Number of features before multicollinerity: 27
Number of features after multicollinerity: 16


### Train Test Split 

In [11]:
X = df_after_multicollinerity.drop('y_encoded', axis=1)
y = df_after_multicollinerity.y_encoded

In [12]:
X_train, X_test, y_train, y_test = LogisticRegression.train_test_split(X,y)
print("\n X_train shape: ", X_train.shape, "\n X_test shape: ", X_test.shape, "\n y_train shape: ", y_train.shape, "\n y_test shape: ", y_test.shape)

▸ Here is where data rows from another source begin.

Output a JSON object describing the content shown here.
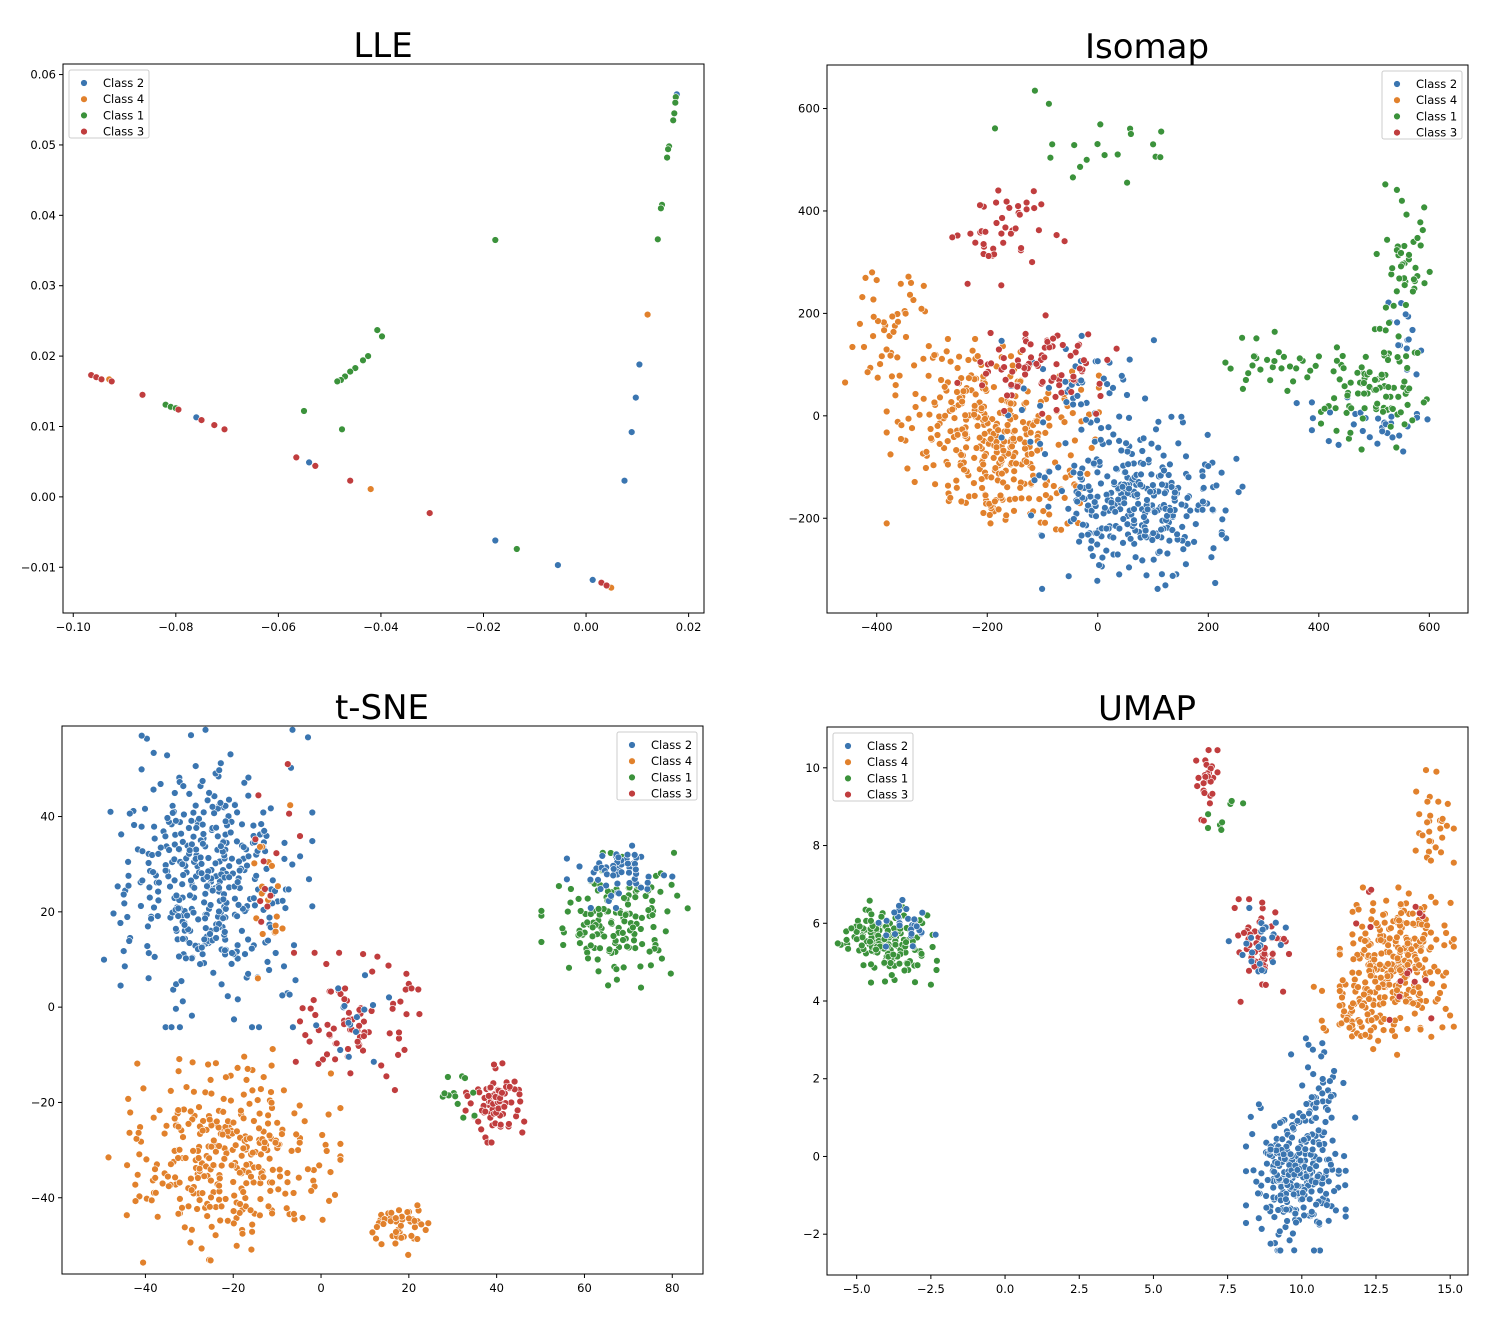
{
  "figure": {
    "panels": [
      "LLE",
      "Isomap",
      "t-SNE",
      "UMAP"
    ]
  },
  "colors": {
    "Class 2": "#3a75b0",
    "Class 4": "#e1812c",
    "Class 1": "#3b923b",
    "Class 3": "#c03d3e"
  },
  "chart_data": [
    {
      "type": "scatter",
      "title": "LLE",
      "xlabel": "",
      "ylabel": "",
      "xlim": [
        -0.102,
        0.023
      ],
      "ylim": [
        -0.0165,
        0.0615
      ],
      "xticks": [
        -0.1,
        -0.08,
        -0.06,
        -0.04,
        -0.02,
        0.0,
        0.02
      ],
      "xtick_labels": [
        "−0.10",
        "−0.08",
        "−0.06",
        "−0.04",
        "−0.02",
        "0.00",
        "0.02"
      ],
      "yticks": [
        -0.01,
        0.0,
        0.01,
        0.02,
        0.03,
        0.04,
        0.05,
        0.06
      ],
      "ytick_labels": [
        "−0.01",
        "0.00",
        "0.01",
        "0.02",
        "0.03",
        "0.04",
        "0.05",
        "0.06"
      ],
      "legend": {
        "placement": "upper-left",
        "entries": [
          "Class 2",
          "Class 4",
          "Class 1",
          "Class 3"
        ]
      },
      "grid": false,
      "series": [
        {
          "name": "Class 2",
          "points": [
            [
              0.0177,
              0.0572
            ],
            [
              0.0104,
              0.0188
            ],
            [
              0.0097,
              0.0141
            ],
            [
              0.0089,
              0.0092
            ],
            [
              0.0075,
              0.0023
            ],
            [
              -0.0177,
              -0.0062
            ],
            [
              -0.0055,
              -0.0097
            ],
            [
              0.0013,
              -0.0118
            ],
            [
              -0.076,
              0.0113
            ],
            [
              -0.054,
              0.0049
            ]
          ]
        },
        {
          "name": "Class 4",
          "points": [
            [
              0.012,
              0.0259
            ],
            [
              0.0049,
              -0.0129
            ],
            [
              -0.042,
              0.0011
            ],
            [
              -0.093,
              0.0167
            ]
          ]
        },
        {
          "name": "Class 1",
          "points": [
            [
              0.0175,
              0.0568
            ],
            [
              0.0174,
              0.056
            ],
            [
              0.0172,
              0.0545
            ],
            [
              0.017,
              0.0535
            ],
            [
              0.0162,
              0.0498
            ],
            [
              0.016,
              0.0494
            ],
            [
              0.0158,
              0.0482
            ],
            [
              0.0148,
              0.0415
            ],
            [
              0.0146,
              0.041
            ],
            [
              0.014,
              0.0366
            ],
            [
              -0.0177,
              0.0365
            ],
            [
              -0.0407,
              0.0237
            ],
            [
              -0.0398,
              0.0228
            ],
            [
              -0.0425,
              0.02
            ],
            [
              -0.0435,
              0.0194
            ],
            [
              -0.045,
              0.0183
            ],
            [
              -0.046,
              0.0178
            ],
            [
              -0.047,
              0.0171
            ],
            [
              -0.0478,
              0.0166
            ],
            [
              -0.0485,
              0.0164
            ],
            [
              -0.055,
              0.0122
            ],
            [
              -0.0476,
              0.0096
            ],
            [
              -0.0135,
              -0.0074
            ],
            [
              -0.082,
              0.0131
            ],
            [
              -0.081,
              0.0128
            ],
            [
              -0.08,
              0.0126
            ]
          ]
        },
        {
          "name": "Class 3",
          "points": [
            [
              -0.0965,
              0.0173
            ],
            [
              -0.0955,
              0.017
            ],
            [
              -0.0945,
              0.0167
            ],
            [
              -0.0925,
              0.0164
            ],
            [
              -0.0865,
              0.0145
            ],
            [
              -0.0795,
              0.0124
            ],
            [
              -0.075,
              0.0109
            ],
            [
              -0.0725,
              0.0102
            ],
            [
              -0.0705,
              0.0096
            ],
            [
              -0.0565,
              0.0056
            ],
            [
              -0.0528,
              0.0044
            ],
            [
              -0.046,
              0.0023
            ],
            [
              -0.0305,
              -0.0023
            ],
            [
              0.003,
              -0.0122
            ],
            [
              0.004,
              -0.0126
            ]
          ]
        }
      ]
    },
    {
      "type": "scatter",
      "title": "Isomap",
      "xlabel": "",
      "ylabel": "",
      "xlim": [
        -490,
        670
      ],
      "ylim": [
        -385,
        685
      ],
      "xticks": [
        -400,
        -200,
        0,
        200,
        400,
        600
      ],
      "xtick_labels": [
        "−400",
        "−200",
        "0",
        "200",
        "400",
        "600"
      ],
      "yticks": [
        -200,
        0,
        200,
        400,
        600
      ],
      "ytick_labels": [
        "−200",
        "0",
        "200",
        "400",
        "600"
      ],
      "legend": {
        "placement": "upper-right",
        "entries": [
          "Class 2",
          "Class 4",
          "Class 1",
          "Class 3"
        ]
      },
      "grid": false,
      "clusters": [
        {
          "series": "Class 4",
          "n": 330,
          "cx": -190,
          "cy": -30,
          "sx": 80,
          "sy": 75
        },
        {
          "series": "Class 4",
          "n": 45,
          "cx": -380,
          "cy": 160,
          "sx": 40,
          "sy": 50
        },
        {
          "series": "Class 4",
          "n": 40,
          "cx": -120,
          "cy": -150,
          "sx": 50,
          "sy": 40
        },
        {
          "series": "Class 2",
          "n": 330,
          "cx": 70,
          "cy": -170,
          "sx": 80,
          "sy": 70
        },
        {
          "series": "Class 2",
          "n": 50,
          "cx": -30,
          "cy": 50,
          "sx": 60,
          "sy": 60
        },
        {
          "series": "Class 2",
          "n": 30,
          "cx": 480,
          "cy": -20,
          "sx": 50,
          "sy": 25
        },
        {
          "series": "Class 2",
          "n": 15,
          "cx": 560,
          "cy": 160,
          "sx": 30,
          "sy": 50
        },
        {
          "series": "Class 3",
          "n": 45,
          "cx": -180,
          "cy": 360,
          "sx": 50,
          "sy": 50
        },
        {
          "series": "Class 3",
          "n": 80,
          "cx": -110,
          "cy": 100,
          "sx": 60,
          "sy": 40
        },
        {
          "series": "Class 1",
          "n": 90,
          "cx": 500,
          "cy": 50,
          "sx": 40,
          "sy": 50
        },
        {
          "series": "Class 1",
          "n": 45,
          "cx": 550,
          "cy": 290,
          "sx": 25,
          "sy": 80
        },
        {
          "series": "Class 1",
          "n": 30,
          "cx": 320,
          "cy": 100,
          "sx": 60,
          "sy": 30
        },
        {
          "series": "Class 1",
          "n": 20,
          "cx": 30,
          "cy": 540,
          "sx": 90,
          "sy": 60
        }
      ]
    },
    {
      "type": "scatter",
      "title": "t-SNE",
      "xlabel": "",
      "ylabel": "",
      "xlim": [
        -59,
        87
      ],
      "ylim": [
        -56,
        59
      ],
      "xticks": [
        -40,
        -20,
        0,
        20,
        40,
        60,
        80
      ],
      "xtick_labels": [
        "−40",
        "−20",
        "0",
        "20",
        "40",
        "60",
        "80"
      ],
      "yticks": [
        -40,
        -20,
        0,
        20,
        40
      ],
      "ytick_labels": [
        "−40",
        "−20",
        "0",
        "20",
        "40"
      ],
      "legend": {
        "placement": "upper-right",
        "entries": [
          "Class 2",
          "Class 4",
          "Class 1",
          "Class 3"
        ]
      },
      "grid": false,
      "clusters": [
        {
          "series": "Class 2",
          "n": 420,
          "cx": -26,
          "cy": 27,
          "sx": 10,
          "sy": 13
        },
        {
          "series": "Class 4",
          "n": 330,
          "cx": -22,
          "cy": -32,
          "sx": 11,
          "sy": 9
        },
        {
          "series": "Class 4",
          "n": 45,
          "cx": 18,
          "cy": -46,
          "sx": 3,
          "sy": 2.5
        },
        {
          "series": "Class 4",
          "n": 20,
          "cx": -10,
          "cy": 20,
          "sx": 3,
          "sy": 12
        },
        {
          "series": "Class 3",
          "n": 80,
          "cx": 8,
          "cy": -3,
          "sx": 6,
          "sy": 6
        },
        {
          "series": "Class 3",
          "n": 75,
          "cx": 40,
          "cy": -20,
          "sx": 3,
          "sy": 3.5
        },
        {
          "series": "Class 3",
          "n": 12,
          "cx": -12,
          "cy": 27,
          "sx": 3,
          "sy": 10
        },
        {
          "series": "Class 1",
          "n": 150,
          "cx": 67,
          "cy": 18,
          "sx": 7,
          "sy": 6
        },
        {
          "series": "Class 1",
          "n": 12,
          "cx": 28,
          "cy": -16,
          "sx": 3,
          "sy": 3
        },
        {
          "series": "Class 2",
          "n": 60,
          "cx": 68,
          "cy": 28,
          "sx": 5,
          "sy": 3
        },
        {
          "series": "Class 2",
          "n": 15,
          "cx": 8,
          "cy": -3,
          "sx": 5,
          "sy": 5
        }
      ]
    },
    {
      "type": "scatter",
      "title": "UMAP",
      "xlabel": "",
      "ylabel": "",
      "xlim": [
        -6.0,
        15.6
      ],
      "ylim": [
        -3.05,
        11.05
      ],
      "xticks": [
        -5.0,
        -2.5,
        0.0,
        2.5,
        5.0,
        7.5,
        10.0,
        12.5,
        15.0
      ],
      "xtick_labels": [
        "−5.0",
        "−2.5",
        "0.0",
        "2.5",
        "5.0",
        "7.5",
        "10.0",
        "12.5",
        "15.0"
      ],
      "yticks": [
        -2,
        0,
        2,
        4,
        6,
        8,
        10
      ],
      "ytick_labels": [
        "−2",
        "0",
        "2",
        "4",
        "6",
        "8",
        "10"
      ],
      "legend": {
        "placement": "upper-left",
        "entries": [
          "Class 2",
          "Class 4",
          "Class 1",
          "Class 3"
        ]
      },
      "grid": false,
      "clusters": [
        {
          "series": "Class 1",
          "n": 160,
          "cx": -3.9,
          "cy": 5.5,
          "sx": 0.75,
          "sy": 0.45
        },
        {
          "series": "Class 2",
          "n": 30,
          "cx": -3.3,
          "cy": 6.0,
          "sx": 0.4,
          "sy": 0.25
        },
        {
          "series": "Class 2",
          "n": 300,
          "cx": 9.8,
          "cy": -0.5,
          "sx": 0.7,
          "sy": 0.8
        },
        {
          "series": "Class 2",
          "n": 40,
          "cx": 10.6,
          "cy": 1.6,
          "sx": 0.5,
          "sy": 0.6
        },
        {
          "series": "Class 4",
          "n": 290,
          "cx": 13.2,
          "cy": 5.0,
          "sx": 0.8,
          "sy": 0.8
        },
        {
          "series": "Class 4",
          "n": 50,
          "cx": 11.8,
          "cy": 3.6,
          "sx": 0.6,
          "sy": 0.5
        },
        {
          "series": "Class 4",
          "n": 30,
          "cx": 14.4,
          "cy": 8.5,
          "sx": 0.3,
          "sy": 0.6
        },
        {
          "series": "Class 3",
          "n": 55,
          "cx": 8.7,
          "cy": 5.3,
          "sx": 0.4,
          "sy": 0.55
        },
        {
          "series": "Class 3",
          "n": 30,
          "cx": 6.8,
          "cy": 9.6,
          "sx": 0.15,
          "sy": 0.4
        },
        {
          "series": "Class 2",
          "n": 25,
          "cx": 8.5,
          "cy": 5.4,
          "sx": 0.4,
          "sy": 0.5
        },
        {
          "series": "Class 1",
          "n": 8,
          "cx": 7.3,
          "cy": 8.7,
          "sx": 0.3,
          "sy": 0.3
        },
        {
          "series": "Class 3",
          "n": 15,
          "cx": 13.3,
          "cy": 5.5,
          "sx": 0.8,
          "sy": 0.9
        }
      ]
    }
  ]
}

 X_train shape:  (36168, 15) 
 X_test shape:  (9043, 15) 
 y_train shape:  (36168,) 
 y_test shape:  (9043,)


### Build Logistic Regression

In [13]:
clf = LogisticRegression()
clf.log_fit(X=X_train, y=y_train)
y_pred = clf.predict(X=X_test)
accuracy = clf.accuracy(y_test=y_test, y_pred=y_pred)

print("Accuracy of logistic regression is ", accuracy)

  return 1/(1+np.exp(-x))


Accuracy of logistic regression is  0.8178701758266063


In [18]:
#You can getter better result by changing parameters (learning rate and number of iteration) of logistic regression as you can see.
clf2 = LogisticRegression(lr=0.001, n_iters=1000)
clf2.log_fit(X=X_train, y=y_train)
y_pred2 = clf2.predict(X=X_test)
accuracy2 = clf2.accuracy(y_test=y_test, y_pred=y_pred2)

print("Accuracy of logistic regression is ", accuracy2)


  return 1/(1+np.exp(-x))


Accuracy of logistic regression is  0.8269379630653544